4. Exercise & Stretching - Stretching exercises and range of motion maneuvers can help reduce bunion discomfort. The 1st metatarsal and big toe begin to assume a position that is out of alignment. Pushing and manipulating the 1st metatarsal over and straightening the big toe, then moving the big toe joint up and down can encourage better motion and position of the big toe. It can also help prevent stiffening of the big toe joint in a misaligned position. Click here for video "Toe Mobility Exercise – For Flexibility, Bunions and Balance"
5. Activity Modification - While we hate to recommend a less active lifestyle, if bunions begin to hurt, it may be wise to modify activities. For exercise, choose activities that don't include repetitive pressure on the ball of the foot (things like lunges and step aerobics may be contributing to bunion pain). There are plenty of exercise with lower stress on bunion areas, like stationary bike, rowing machine, swimming, weight training, etc.
6. Bunion Pads - There are a host of padding options for bunions. These include silicone gel sleeves that cushion directly over the bunion prominence. Moleskin can reduce rubbing in certain shoes. Toe spacers placed between the big and 2nd toe can help better align the big toe.
7. Bunion Splints - There are bunion night splints that place a corrective stretch on the bunion and big toe joint. They can be very helpful to keep the joint stretched out, avoid stiffening in the misaligned position, and can help slow the worsening of the bunion.
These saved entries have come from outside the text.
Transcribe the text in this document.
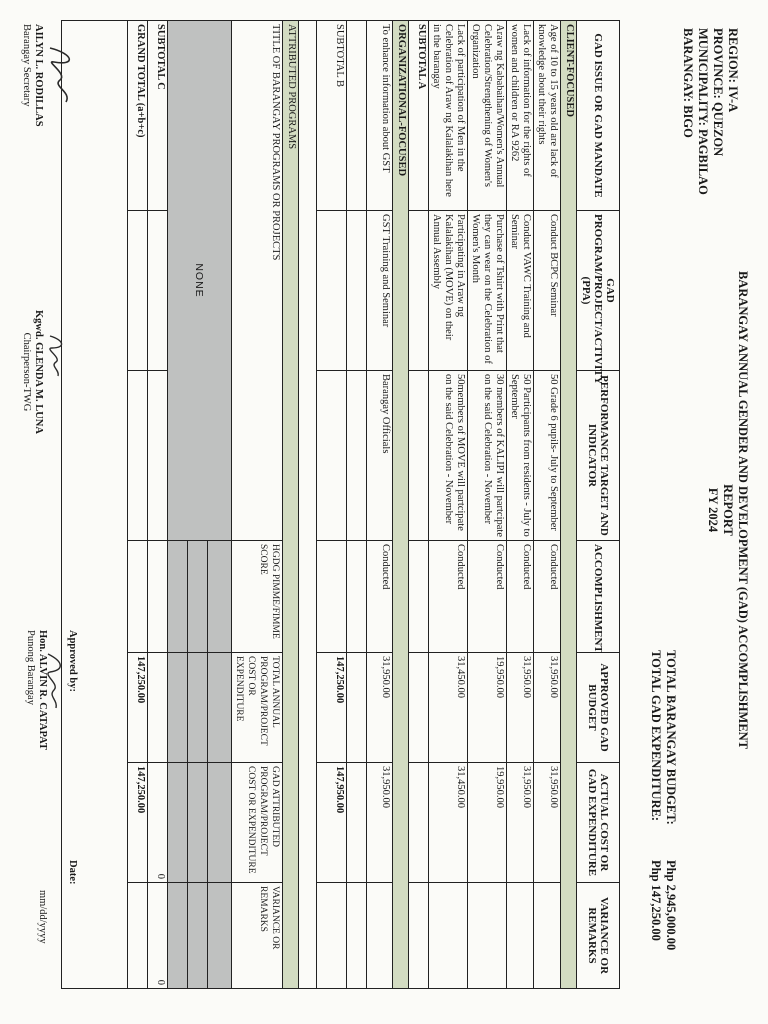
REGION: IV-A
PROVINCE: QUEZON
MUNICIPALITY: PAGBILAO
BARANGAY: BIGO
BARANGAY ANNUAL GENDER AND DEVELOPMENT (GAD) ACCOMPLISHMENT REPORT
FY 2024
TOTAL BARANGAY BUDGET:
Php 2,945,000.00
TOTAL GAD EXPENDITURE:
Php 147,250.00
GAD ISSUE OR GAD MANDATE	GAD PROGRAM/PROJECT/ACTIVITY (PPA)	PERFORMANCE TARGET AND INDICATOR	ACCOMPLISHMENT	APPROVED GAD BUDGET	ACTUAL COST OR GAD EXPENDITURE	VARIANCE OR REMARKS
CLIENT-FOCUSED						
Age of 10 to 15 years old are lack of knowledge about their rights	Conduct BCPC Seminar	50 Grade 6 pupils- July to September	Conducted	31,950.00	31,950.00	
Lack of information for the rights of women and children or RA 9262	Conduct VAWC Training and Seminar	50 Participants from residents - July to September	Conducted	31,950.00	31,950.00	
Araw ng Kababaihan/Women's Annual Celebration/Strengthening of Women's Organization	Purchase of Tshirt with Print that they can wear on the Celebration of Women's Month	30 members of KALIPI will partcipate on the said Celebration - November	Conducted	19,950.00	19,950.00	
Lack of participation of Men in the Celebration of Araw ng Kalalakihan here in the barangay	Participating in Araw ng Kalalakihan (MOVE) on their Annual Assembly	50members of MOVE will partcipate on the said Celebration - November	Conducted	31,450.00	31,450.00	
SUBTOTAL A						
ORGANIZATIONAL-FOCUSED						
To enhance information about GST	GST Training and Seminar	Barangay Officials	Conducted	31,950.00	31,950.00	

SUBTOTAL B				147,250.00	147,950.00	

ATTRIBUTED PROGRAMS						
TITLE OF BARANGAY PROGRAMS OR PROJECTS			HGDG PIMME/FIMME SCORE	TOTAL ANNUAL PROGRAM/PROJECT COST OR EXPENDITURE	GAD ATTRIBUTED PROGRAM/PROJECT COST OR EXPENDITURE	VARIANCE OR REMARKS
NONE						

SUBTOTAL C					0	0
GRAND TOTAL (a+b+c)				147,250.00	147,250.00	

AILYN L. RODILLAS
Barangay Secretary
Kgwd. GLENDA M. LUNA
Chairperson-TWG
Approved by:
Hon. ALVIN R. CATAPAT
Punong Barangay
Date:
mm/dd/yyyy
8. Prescribed Medications - Whether topical, oral, or injected, anti-inflammatory medications can reduce pain temporarily, steroid or cortisone injections can help short term but are quite negative to the soft tissue structures and should be used very sparingly. They can thin the skin and joint capsule. Topical medications like compound creams, Orthogel, BioFreeze, Voltaren emugel, Lidocaine patches can all help reduce pain and inflammation. They don't fix bunions, but can make them complain less. New techniques such as PRP or amniotic membrane injections can improve a painful joint.
Can a Bunion Be 'Cured' Without Surgery?
Please keep in mind that the only “real cure” for bunions is surgery. However, these conservative tips above for smart conservative choices and management can help reduce pain and slow the worsening of bunions.
When is it Time for Bunion Surgery?
Many patients ask "When should I have surgery?" In most cases, it is recommended to consider surgery when it is regularly painful, and has begun to limit your desired activities and important shoe choices (such as you cannot wear dress shoes and you need to dress up). When this happens, it may be time for surgery.
If you wait too long, the problem begins to expand to include arthritis in the big toe joint, sesamoid pain and arthritis, 2nd hammertoe deformity, joint dislocations, and so on. It's best to fix bunions before they become a more global forefoot problem.
If you are experiencing hallux valgus, Dr. Pisarek can examine your foot to determine which factors are contributing to your challenge, and then use a number of chiropractic techniques, modalities and/or orthotics to lessen pain and improve the function of your foot.
If your condition does not improve, then Dr. Pisarek will refer you to a podiatrist, chiropodist or medical health provider for further evaluation if prescribed medication, over-the-counter (OTC) medications or surgical intervention will be appropriate in a patient's particular case management for bunions.